ACE Inhibitors — MOA & Clinical Use

ACE inhibitors don't just lower blood pressure — they protect kidneys and remodel damaged hearts. Understanding the mechanism explains why they're first-line for so many conditions.

Core Concept

ACE inhibitors (lisinopril, enalapril, captopril, ramipril — the "-pril" drugs) block angiotensin-converting enzyme, which normally converts angiotensin I to angiotensin II. Angiotensin II is a potent vasoconstrictor that also triggers aldosterone release, causing sodium and water retention. By blocking this conversion, ACE inhibitors produce vasodilation, reduce preload and afterload, and decrease aldosterone-driven fluid retention. This mechanism makes them first-line therapy for hypertension, heart failure with reduced ejection fraction (HFrEF), and diabetic nephropathy. In heart failure, they reduce cardiac workload and slow ventricular remodeling — the progressive chamber dilation that worsens outcomes. In diabetic kidney disease, they dilate the efferent arteriole of the glomerulus, reducing intraglomerular pressure and slowing proteinuria progression.
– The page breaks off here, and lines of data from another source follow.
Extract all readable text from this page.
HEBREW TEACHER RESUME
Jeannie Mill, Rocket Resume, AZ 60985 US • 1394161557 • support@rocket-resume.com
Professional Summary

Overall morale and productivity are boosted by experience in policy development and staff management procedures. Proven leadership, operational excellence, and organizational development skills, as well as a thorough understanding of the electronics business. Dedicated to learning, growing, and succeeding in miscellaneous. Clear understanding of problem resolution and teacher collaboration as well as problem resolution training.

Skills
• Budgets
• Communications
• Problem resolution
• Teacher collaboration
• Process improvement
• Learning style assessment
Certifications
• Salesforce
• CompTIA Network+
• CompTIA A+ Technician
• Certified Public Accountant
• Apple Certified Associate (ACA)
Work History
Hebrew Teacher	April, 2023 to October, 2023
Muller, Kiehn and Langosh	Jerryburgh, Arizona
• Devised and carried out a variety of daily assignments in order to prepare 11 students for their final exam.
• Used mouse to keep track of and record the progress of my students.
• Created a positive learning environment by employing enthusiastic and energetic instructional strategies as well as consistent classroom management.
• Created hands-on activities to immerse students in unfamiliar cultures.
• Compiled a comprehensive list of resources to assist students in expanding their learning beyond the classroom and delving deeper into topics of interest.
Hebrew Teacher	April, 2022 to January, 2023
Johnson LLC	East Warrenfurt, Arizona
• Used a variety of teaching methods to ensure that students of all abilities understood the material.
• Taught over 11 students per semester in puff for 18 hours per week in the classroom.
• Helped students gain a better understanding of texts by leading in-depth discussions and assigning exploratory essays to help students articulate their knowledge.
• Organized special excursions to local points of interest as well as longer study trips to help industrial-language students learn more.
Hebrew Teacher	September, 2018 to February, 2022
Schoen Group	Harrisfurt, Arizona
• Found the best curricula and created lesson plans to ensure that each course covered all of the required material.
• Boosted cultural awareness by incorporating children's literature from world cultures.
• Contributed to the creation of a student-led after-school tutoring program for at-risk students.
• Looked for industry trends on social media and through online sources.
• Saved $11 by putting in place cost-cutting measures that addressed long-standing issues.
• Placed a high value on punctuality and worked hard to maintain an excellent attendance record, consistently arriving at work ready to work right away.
ACE inhibitors also raise bradykinin levels (because ACE normally degrades bradykinin), which contributes to vasodilation but also explains the characteristic dry cough — a side effect covered in the sibling atom, not here.

Watch Out For

Don't confuse the mechanism of ACE inhibitors (block conversion of angiotensin I → II) with ARBs (block angiotensin II at the receptor). Both reduce angiotensin II activity, but ACE inhibitors also raise bradykinin — ARBs do not. Students often think ACE inhibitors are prescribed only for blood pressure; the renal-protective and cardiac-remodeling indications are equally high-yield and frequently tested.

Clinical Pearl

Think "ACE = Afterload Cut, Efferent arteriole dilated." That's why they help both the failing heart and the diabetic kidney — two birds, one mechanism.